JOURNAL

珊瑚黒糖 × HAPPY NUTS DAY 職人・前田英章氏とのものづくり

2023.06.29

珊瑚黒糖 × HAPPY NUTS DAY 職人・前田英章氏とのものづくり

沖縄と千葉の名産を掛け合わせる

職人・前田英章氏(72)の作る珊瑚黒糖は、全国からのファンも多く、僕もその一人。昨年、前田さんの工房を訪ねた際に持参したローストピーナッツに、炊きたての黒糖をその場でからめてみたのをきっかけに、「来年、黒糖を炊く季節になったら、また一緒に作ってみよう」とお声がけいただいてから1年。満を持しての再訪でした。

 
黒糖職人・前田英章氏(72)・沖縄糸満市のサトウキビ畑にて

前田さんの黒糖づくりは、珊瑚石灰を含むサトウキビ畑での収穫作業からはじまります。毎年台風被害を受けていたサトウキビも、ここ数年は気候変動の影響か台風のコースが変わって被害も少なく豊作だそう。

収穫したサトウキビを、お弟子さん達と葉を落としてから圧搾。搾りカスは、鶏たちの餌となり、鶏糞堆肥となってまた畑に循環していきます。

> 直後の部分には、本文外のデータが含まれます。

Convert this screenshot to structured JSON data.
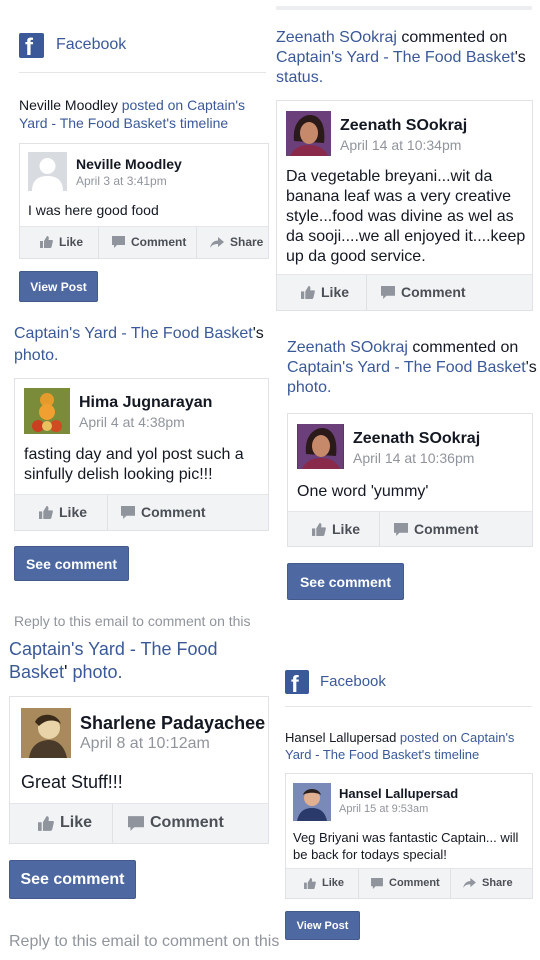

そして、薪火と大きな鉄釜で7時間ほど手作業で混ぜながら搾り汁を炊き上げる作業へ。「燃やすちり紙一枚で、黒糖の表情は変わる。」そう穏やかに呟く前田さんの工房には、やさしい緊張感が張り詰めます。

黒糖が滴る様子を見て完成を判断する

時間も体力も要するその作業は、およそ400年前にサトウキビ栽培を沖縄に広めた偉人、儀間真常(ぎましんじょう)の手法を踏襲したもの。全てを手作業で行うことで、沖縄の大地や先人のエネルギーが黒糖に乗り、味や成分的な効能以上の価値を込められると前田さんは考えます。

今回千葉から持参したピーナッツは、熱々の黒糖をかけて追い焚きがかかる事を逆算して浅煎りしてきたもの。それに、炊き立ての黒糖を流し込んで程よい煎り加減に追い焚きをかける。熱々の黒糖は、温度の低下と共に固まるので、ピーナッツと混ぜ合わせる作業は、たったの20秒。

その後ゆっくりと冷ましたピーナッツ黒糖は、両者納得のいく美味しさに。千葉と沖縄、それぞれの名産を加工する者同士が、世代を超えて掛け合わさるものづくりに眩しさをおぼえました。

無事にHAPPY NUTS DAY WORKSHOPの第三弾となる『OKINAWA・ピーナッツ黒糖』は完成。(追記:完売しました。2023,06.29)

最終日は打ち上げに。工房での集中から解放された前田さんは、やさしくご自身の哲学を話してくれます。多くのファンを魅了する珊瑚黒糖は、前田英章氏という大きな人物の一角にすぎないという事を学ばせてもらった3日間でした。

光栄なものづくり、ありがとうございました!

HAPPY NUTS DAY WORKSHOPは、こういうものづくりを、いろんなつくり手と一緒に続けていきたい。